I hate the My Ride, which we have RF. The straps are very finicky and hard to adjust. They tangle quite easily. I don't have any experience with the other seat.


----------



## TheGirls (Jan 8, 2007)

The Britax seats are a bit iffy on fitting a newborn well. They seem to fit some tall/long torsoed babies, but not short or small ones, and sometimes not even average ones. The older Britax seats don't fit newborns at all. So I'd go with the MyRide of those two since you have no way to know how big your kid will be. It also has a slightly longer shell and more legroom. Other options to consider: Sunshine Kids Radian, Evenflo Triumph Advance, The First Years TrueFit.


----------



## Maedze (Dec 16, 2008)

I would not get a Britax convertible for a newborn. Of the two, only the My Ride is likely to fit most newborns well.

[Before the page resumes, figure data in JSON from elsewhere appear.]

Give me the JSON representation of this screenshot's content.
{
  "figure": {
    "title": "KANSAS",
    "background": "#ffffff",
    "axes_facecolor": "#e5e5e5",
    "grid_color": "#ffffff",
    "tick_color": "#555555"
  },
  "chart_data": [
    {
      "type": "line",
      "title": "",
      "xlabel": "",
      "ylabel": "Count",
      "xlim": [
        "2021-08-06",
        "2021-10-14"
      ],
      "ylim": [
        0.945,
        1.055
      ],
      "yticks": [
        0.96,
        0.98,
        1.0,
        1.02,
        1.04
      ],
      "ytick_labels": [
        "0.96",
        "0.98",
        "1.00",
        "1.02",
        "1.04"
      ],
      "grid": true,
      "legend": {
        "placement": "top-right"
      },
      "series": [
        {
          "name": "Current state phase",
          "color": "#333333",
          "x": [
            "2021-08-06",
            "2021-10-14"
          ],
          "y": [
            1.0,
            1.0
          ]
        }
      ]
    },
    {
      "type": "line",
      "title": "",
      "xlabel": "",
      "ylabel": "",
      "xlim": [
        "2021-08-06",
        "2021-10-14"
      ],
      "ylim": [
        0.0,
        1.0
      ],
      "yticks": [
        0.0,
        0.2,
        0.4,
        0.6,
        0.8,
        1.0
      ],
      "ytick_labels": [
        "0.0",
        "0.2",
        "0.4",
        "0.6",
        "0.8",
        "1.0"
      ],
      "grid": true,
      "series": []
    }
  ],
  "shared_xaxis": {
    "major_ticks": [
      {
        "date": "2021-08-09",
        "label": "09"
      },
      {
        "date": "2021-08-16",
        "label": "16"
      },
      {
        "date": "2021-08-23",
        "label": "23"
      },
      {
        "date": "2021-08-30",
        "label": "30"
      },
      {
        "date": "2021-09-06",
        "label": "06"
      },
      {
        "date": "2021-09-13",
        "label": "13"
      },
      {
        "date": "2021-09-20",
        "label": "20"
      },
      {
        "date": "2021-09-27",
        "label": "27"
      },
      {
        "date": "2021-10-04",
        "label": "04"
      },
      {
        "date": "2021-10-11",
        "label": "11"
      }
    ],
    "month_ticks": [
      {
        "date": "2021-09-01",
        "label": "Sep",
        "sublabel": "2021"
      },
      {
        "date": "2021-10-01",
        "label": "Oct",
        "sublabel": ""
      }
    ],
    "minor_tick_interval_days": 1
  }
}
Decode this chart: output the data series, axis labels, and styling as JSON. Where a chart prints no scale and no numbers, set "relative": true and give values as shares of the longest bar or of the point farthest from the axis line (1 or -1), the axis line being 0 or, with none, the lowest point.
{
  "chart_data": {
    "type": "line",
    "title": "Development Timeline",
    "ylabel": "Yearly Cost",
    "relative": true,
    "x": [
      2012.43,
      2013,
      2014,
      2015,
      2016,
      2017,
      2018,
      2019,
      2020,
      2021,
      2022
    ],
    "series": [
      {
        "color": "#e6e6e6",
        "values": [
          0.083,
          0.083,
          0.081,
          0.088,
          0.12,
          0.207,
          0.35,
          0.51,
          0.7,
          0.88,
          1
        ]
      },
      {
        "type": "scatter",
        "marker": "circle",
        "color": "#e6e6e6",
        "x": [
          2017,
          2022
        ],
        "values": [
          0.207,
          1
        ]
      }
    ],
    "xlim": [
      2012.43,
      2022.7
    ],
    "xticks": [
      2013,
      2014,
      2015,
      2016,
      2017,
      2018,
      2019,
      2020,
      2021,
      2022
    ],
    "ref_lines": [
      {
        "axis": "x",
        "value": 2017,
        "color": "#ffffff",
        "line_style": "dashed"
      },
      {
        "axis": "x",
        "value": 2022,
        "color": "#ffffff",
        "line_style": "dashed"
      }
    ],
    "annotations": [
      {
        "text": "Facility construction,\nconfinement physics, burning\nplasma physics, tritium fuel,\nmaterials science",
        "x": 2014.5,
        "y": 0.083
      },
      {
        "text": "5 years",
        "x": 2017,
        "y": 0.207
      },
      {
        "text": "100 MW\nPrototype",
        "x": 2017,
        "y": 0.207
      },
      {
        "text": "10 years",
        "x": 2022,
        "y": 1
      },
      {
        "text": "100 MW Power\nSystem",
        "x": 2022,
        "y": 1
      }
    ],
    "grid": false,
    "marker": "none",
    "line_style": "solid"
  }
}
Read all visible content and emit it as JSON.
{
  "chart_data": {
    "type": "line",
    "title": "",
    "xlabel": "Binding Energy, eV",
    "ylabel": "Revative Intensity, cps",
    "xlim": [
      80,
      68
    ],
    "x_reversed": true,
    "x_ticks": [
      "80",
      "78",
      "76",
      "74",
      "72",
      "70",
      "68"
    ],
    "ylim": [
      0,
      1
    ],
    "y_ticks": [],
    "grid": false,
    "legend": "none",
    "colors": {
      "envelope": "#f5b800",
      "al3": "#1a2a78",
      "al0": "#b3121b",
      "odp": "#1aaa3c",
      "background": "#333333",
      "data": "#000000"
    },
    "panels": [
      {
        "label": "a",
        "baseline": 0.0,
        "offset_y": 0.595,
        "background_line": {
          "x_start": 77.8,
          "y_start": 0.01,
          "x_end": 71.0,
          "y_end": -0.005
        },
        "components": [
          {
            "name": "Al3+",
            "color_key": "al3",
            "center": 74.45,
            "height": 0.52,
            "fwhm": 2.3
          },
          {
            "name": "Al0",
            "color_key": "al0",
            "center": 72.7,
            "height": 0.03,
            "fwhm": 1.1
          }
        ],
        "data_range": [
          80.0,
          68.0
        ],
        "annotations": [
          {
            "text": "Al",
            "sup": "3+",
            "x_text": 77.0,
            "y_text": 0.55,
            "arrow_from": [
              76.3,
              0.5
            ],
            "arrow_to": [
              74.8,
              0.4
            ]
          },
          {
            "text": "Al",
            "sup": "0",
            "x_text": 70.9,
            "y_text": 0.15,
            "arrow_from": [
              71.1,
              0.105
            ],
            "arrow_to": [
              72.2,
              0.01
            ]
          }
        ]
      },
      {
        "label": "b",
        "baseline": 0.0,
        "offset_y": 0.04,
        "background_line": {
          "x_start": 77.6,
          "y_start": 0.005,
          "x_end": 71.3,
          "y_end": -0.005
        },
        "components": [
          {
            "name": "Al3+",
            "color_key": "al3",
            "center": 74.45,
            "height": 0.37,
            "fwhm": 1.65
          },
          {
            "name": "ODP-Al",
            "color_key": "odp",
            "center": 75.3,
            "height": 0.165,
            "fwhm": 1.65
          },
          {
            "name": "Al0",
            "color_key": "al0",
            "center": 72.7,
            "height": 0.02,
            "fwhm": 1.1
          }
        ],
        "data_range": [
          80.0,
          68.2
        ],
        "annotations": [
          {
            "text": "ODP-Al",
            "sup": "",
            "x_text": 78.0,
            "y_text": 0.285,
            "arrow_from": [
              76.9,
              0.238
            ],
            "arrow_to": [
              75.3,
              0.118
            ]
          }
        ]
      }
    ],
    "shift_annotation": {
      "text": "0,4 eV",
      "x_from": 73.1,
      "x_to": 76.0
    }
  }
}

That being said, before you go for a convertible, make sure it fits in your car at the full 45 degree recline you'll need for several months. If it doesn't, use an infant seat in the interim, and then switch to a convertible once baby can tolerate a more upright angle.


----------



## chickabiddy (Jan 30, 2004)

I agree that I'd also look at the TrueFit and the Triumph65.


----------



## RayN (Apr 5, 2011)

Thanks guys, I'll look into those other brands yall mentioned.


----------



## DahliaRW (Apr 16, 2005)

LOVE my MyRide. No issues adjusting it or with twisting. And it has really nice padding for a newborn.


----------